What’s your favorite flavor of Gu energy gels?
It’s got to be campfire s’mores.
Is it ever boring?
Yeah, it’s monotonous. There are times when [these routes are] like a very long ladder. You can’t escape the overlap. It’s just like, “I have to do eight of these in a row?” So that can get boring, but for the most part, I am embracing it and loving it.
Sometimes I run a street I’ve done before, and it’s not what I call necessary overlap. That is frustrating. I just make this face like, “Ugh, wasted miles.”
Do you listen to music or podcasts?
Sometimes I listen to podcasts or music. Other times, I’ll try to get a feel for the neighborhood with nothing playing. And honestly, when it gets really complicated, I have to stop the music or the podcast and really concentrate.
I’m a huge Rush fan, and recently their drummer passed away, which was a real shock. He was only 67. That was hard for me to process. He’s written seven books, and Audible made all of his audio books free to download.

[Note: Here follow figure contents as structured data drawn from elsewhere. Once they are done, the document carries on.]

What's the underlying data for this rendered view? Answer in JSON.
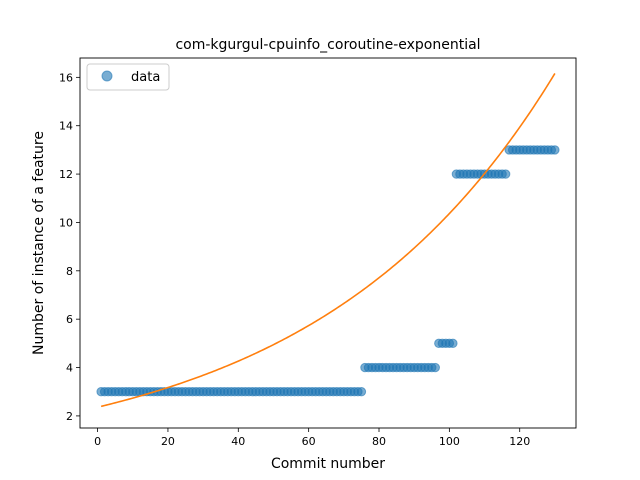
{
  "chart_data": {
    "type": "scatter",
    "title": "com-kgurgul-cpuinfo_coroutine-exponential",
    "xlabel": "Commit number",
    "ylabel": "Number of instance of a feature",
    "xlim": [
      -5,
      136
    ],
    "ylim": [
      1.5,
      16.8
    ],
    "xticks": [
      0,
      20,
      40,
      60,
      80,
      100,
      120
    ],
    "yticks": [
      2,
      4,
      6,
      8,
      10,
      12,
      14,
      16
    ],
    "legend": {
      "placement": "upper-left",
      "entries": [
        "data"
      ]
    },
    "grid": false,
    "series": [
      {
        "name": "data",
        "kind": "scatter",
        "color": "#1f77b4",
        "x_start": 1,
        "y": [
          3,
          3,
          3,
          3,
          3,
          3,
          3,
          3,
          3,
          3,
          3,
          3,
          3,
          3,
          3,
          3,
          3,
          3,
          3,
          3,
          3,
          3,
          3,
          3,
          3,
          3,
          3,
          3,
          3,
          3,
          3,
          3,
          3,
          3,
          3,
          3,
          3,
          3,
          3,
          3,
          3,
          3,
          3,
          3,
          3,
          3,
          3,
          3,
          3,
          3,
          3,
          3,
          3,
          3,
          3,
          3,
          3,
          3,
          3,
          3,
          3,
          3,
          3,
          3,
          3,
          3,
          3,
          3,
          3,
          3,
          3,
          3,
          3,
          3,
          3,
          4,
          4,
          4,
          4,
          4,
          4,
          4,
          4,
          4,
          4,
          4,
          4,
          4,
          4,
          4,
          4,
          4,
          4,
          4,
          4,
          4,
          5,
          5,
          5,
          5,
          5,
          12,
          12,
          12,
          12,
          12,
          12,
          12,
          12,
          12,
          12,
          12,
          12,
          12,
          12,
          12,
          13,
          13,
          13,
          13,
          13,
          13,
          13,
          13,
          13,
          13,
          13,
          13,
          13,
          13
        ]
      },
      {
        "kind": "line",
        "color": "#ff7f0e",
        "fit": {
          "model": "exponential",
          "a": 2.36,
          "b": 0.0148,
          "x_range": [
            1,
            130
          ]
        }
      }
    ]
  }
}
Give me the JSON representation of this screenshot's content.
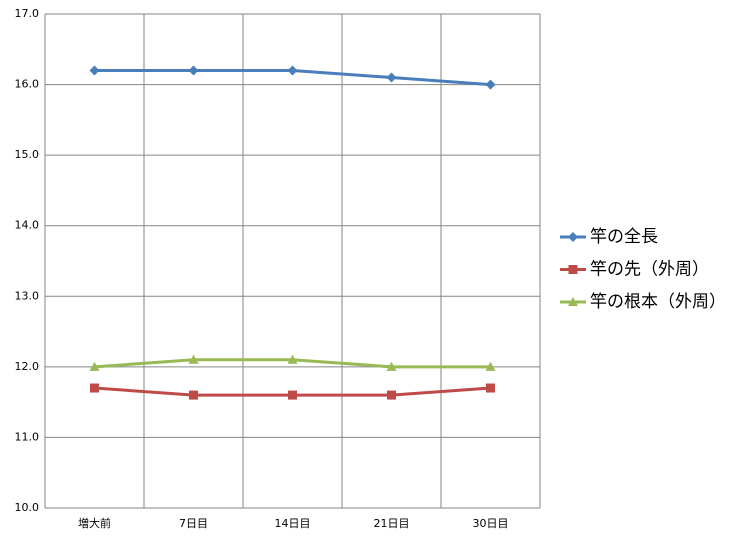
{
  "chart_data": {
    "type": "line",
    "categories": [
      "増大前",
      "7日目",
      "14日目",
      "21日目",
      "30日目"
    ],
    "series": [
      {
        "name": "竿の全長",
        "color": "#4a7ebb",
        "marker": "diamond",
        "values": [
          16.2,
          16.2,
          16.2,
          16.1,
          16.0
        ]
      },
      {
        "name": "竿の先（外周）",
        "color": "#be4b48",
        "marker": "square",
        "values": [
          11.7,
          11.6,
          11.6,
          11.6,
          11.7
        ]
      },
      {
        "name": "竿の根本（外周）",
        "color": "#98b954",
        "marker": "triangle",
        "values": [
          12.0,
          12.1,
          12.1,
          12.0,
          12.0
        ]
      }
    ],
    "ylim": [
      10,
      17
    ],
    "yticks": [
      {
        "value": 10,
        "label": "10.0"
      },
      {
        "value": 11,
        "label": "11.0"
      },
      {
        "value": 12,
        "label": "12.0"
      },
      {
        "value": 13,
        "label": "13.0"
      },
      {
        "value": 14,
        "label": "14.0"
      },
      {
        "value": 15,
        "label": "15.0"
      },
      {
        "value": 16,
        "label": "16.0"
      },
      {
        "value": 17,
        "label": "17.0"
      }
    ],
    "grid": true,
    "legend": "right"
  }
}
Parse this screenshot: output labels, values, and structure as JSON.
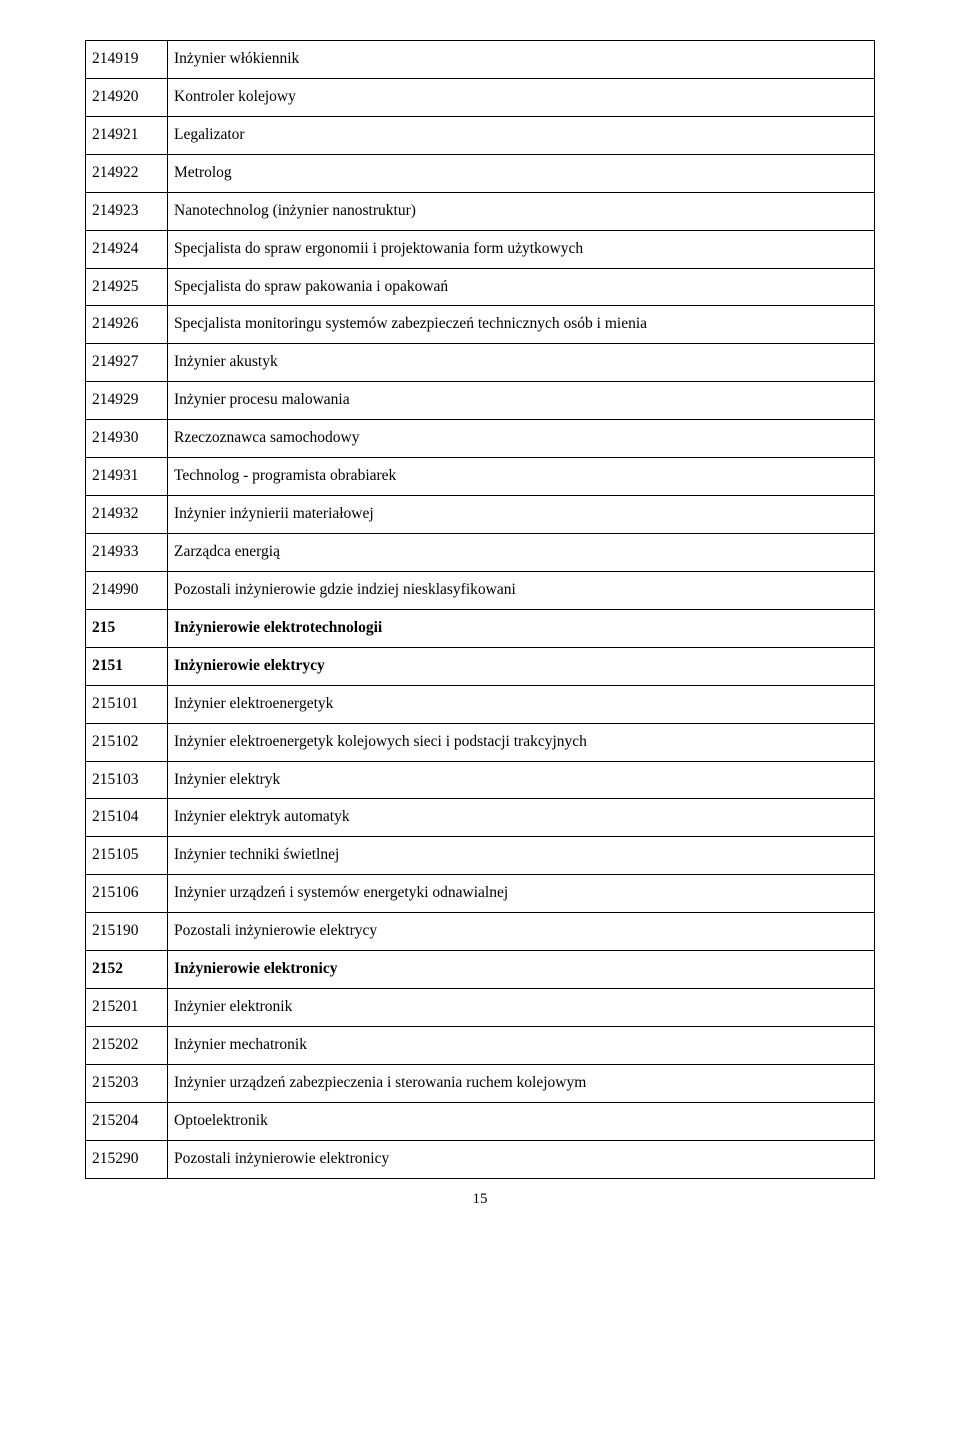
{
  "rows": [
    {
      "code": "214919",
      "label": "Inżynier włókiennik",
      "bold": false
    },
    {
      "code": "214920",
      "label": "Kontroler kolejowy",
      "bold": false
    },
    {
      "code": "214921",
      "label": "Legalizator",
      "bold": false
    },
    {
      "code": "214922",
      "label": "Metrolog",
      "bold": false
    },
    {
      "code": "214923",
      "label": "Nanotechnolog (inżynier nanostruktur)",
      "bold": false
    },
    {
      "code": "214924",
      "label": "Specjalista do spraw ergonomii i projektowania form użytkowych",
      "bold": false
    },
    {
      "code": "214925",
      "label": "Specjalista do spraw pakowania i opakowań",
      "bold": false
    },
    {
      "code": "214926",
      "label": "Specjalista monitoringu systemów zabezpieczeń technicznych osób i mienia",
      "bold": false
    },
    {
      "code": "214927",
      "label": "Inżynier akustyk",
      "bold": false
    },
    {
      "code": "214929",
      "label": "Inżynier procesu malowania",
      "bold": false
    },
    {
      "code": "214930",
      "label": "Rzeczoznawca samochodowy",
      "bold": false
    },
    {
      "code": "214931",
      "label": "Technolog - programista obrabiarek",
      "bold": false
    },
    {
      "code": "214932",
      "label": "Inżynier inżynierii materiałowej",
      "bold": false
    },
    {
      "code": "214933",
      "label": "Zarządca energią",
      "bold": false
    },
    {
      "code": "214990",
      "label": "Pozostali inżynierowie gdzie indziej niesklasyfikowani",
      "bold": false
    },
    {
      "code": "215",
      "label": "Inżynierowie elektrotechnologii",
      "bold": true
    },
    {
      "code": "2151",
      "label": "Inżynierowie elektrycy",
      "bold": true
    },
    {
      "code": "215101",
      "label": "Inżynier elektroenergetyk",
      "bold": false
    },
    {
      "code": "215102",
      "label": "Inżynier elektroenergetyk kolejowych sieci i podstacji trakcyjnych",
      "bold": false
    },
    {
      "code": "215103",
      "label": "Inżynier elektryk",
      "bold": false
    },
    {
      "code": "215104",
      "label": "Inżynier elektryk automatyk",
      "bold": false
    },
    {
      "code": "215105",
      "label": "Inżynier techniki świetlnej",
      "bold": false
    },
    {
      "code": "215106",
      "label": "Inżynier urządzeń i systemów energetyki odnawialnej",
      "bold": false
    },
    {
      "code": "215190",
      "label": "Pozostali inżynierowie elektrycy",
      "bold": false
    },
    {
      "code": "2152",
      "label": "Inżynierowie elektronicy",
      "bold": true
    },
    {
      "code": "215201",
      "label": "Inżynier elektronik",
      "bold": false
    },
    {
      "code": "215202",
      "label": "Inżynier mechatronik",
      "bold": false
    },
    {
      "code": "215203",
      "label": "Inżynier urządzeń zabezpieczenia i sterowania ruchem kolejowym",
      "bold": false
    },
    {
      "code": "215204",
      "label": "Optoelektronik",
      "bold": false
    },
    {
      "code": "215290",
      "label": "Pozostali inżynierowie elektronicy",
      "bold": false
    }
  ],
  "page_number": "15"
}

What’s one weird thing you’ve learned about DC?
I’ve learned that the nicer neighborhoods don’t have as many alleys, or even the alleys there are way nicer. When it’s nighttime and you’re running through these random alleys, you’re going to see rats running across your path. But in upper Northwest DC where the homes are really expensive, it’s not rats. It’s bunnies running through the alleys.
How do people react when they see you?
I get a lot of really funny looks from people, but one of my goals is to say hi to everyone and make eye contact. If someone wants to talk to me, I’ll have a conversation with them. Sometimes I see the same person five-or-six times while they’re out walking their dog and they’re like, “What are you doing?”

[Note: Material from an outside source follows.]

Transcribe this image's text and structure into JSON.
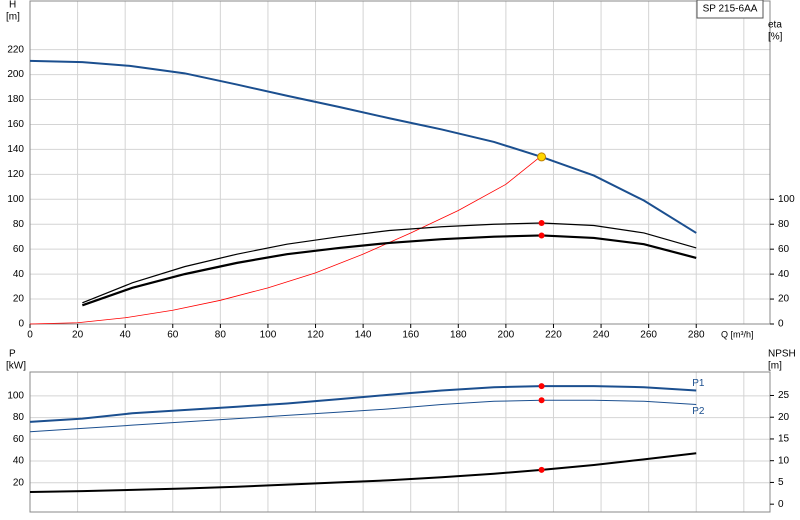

I have learned there are a lot of nice neighborhoods out there that get a bad rap. People make faces when I tell them where I was running and I’m like, “No, that’s actually a really nice part of DC.” It’s just a lot of homes. Especially on Sunday mornings, most people are just heading to church. And I’m just out there at my own church—the church of the long run, as we call it.
Are there any hidden gems you’ve stumbled upon?
Yeah, there was one building that had a big Maya Angelou mural that I thought was really cool. I’m starting to get closer to the Frederick Douglass house and near Martin Luther King Jr. Avenue, and I’m seeing a lot of cool murals there.
The first 50 percent, I didn’t take many photos of anything. Now I’ve started to take a bunch of photos in the daytime. I’m trying to get more of a photographic story of what the journey is like.
What are your biggest dreams with this project?
I tried once to run near where the Obamas live, but they rejected me. My ultimate goal would be to finish the entire city except for one mile. And maybe we could convince President Obama to, you know, run that last mile [with me] near their house.
I would love to meet Mayor Bowser, though, to tell her what I’ve been doing and get her take on it. Those are some pie-in-the-sky goals. For now, I’m just going about my business.
Have you run past the Washingtonian office?
Yeah, I have!
This interview has been edited and condensed for clarity.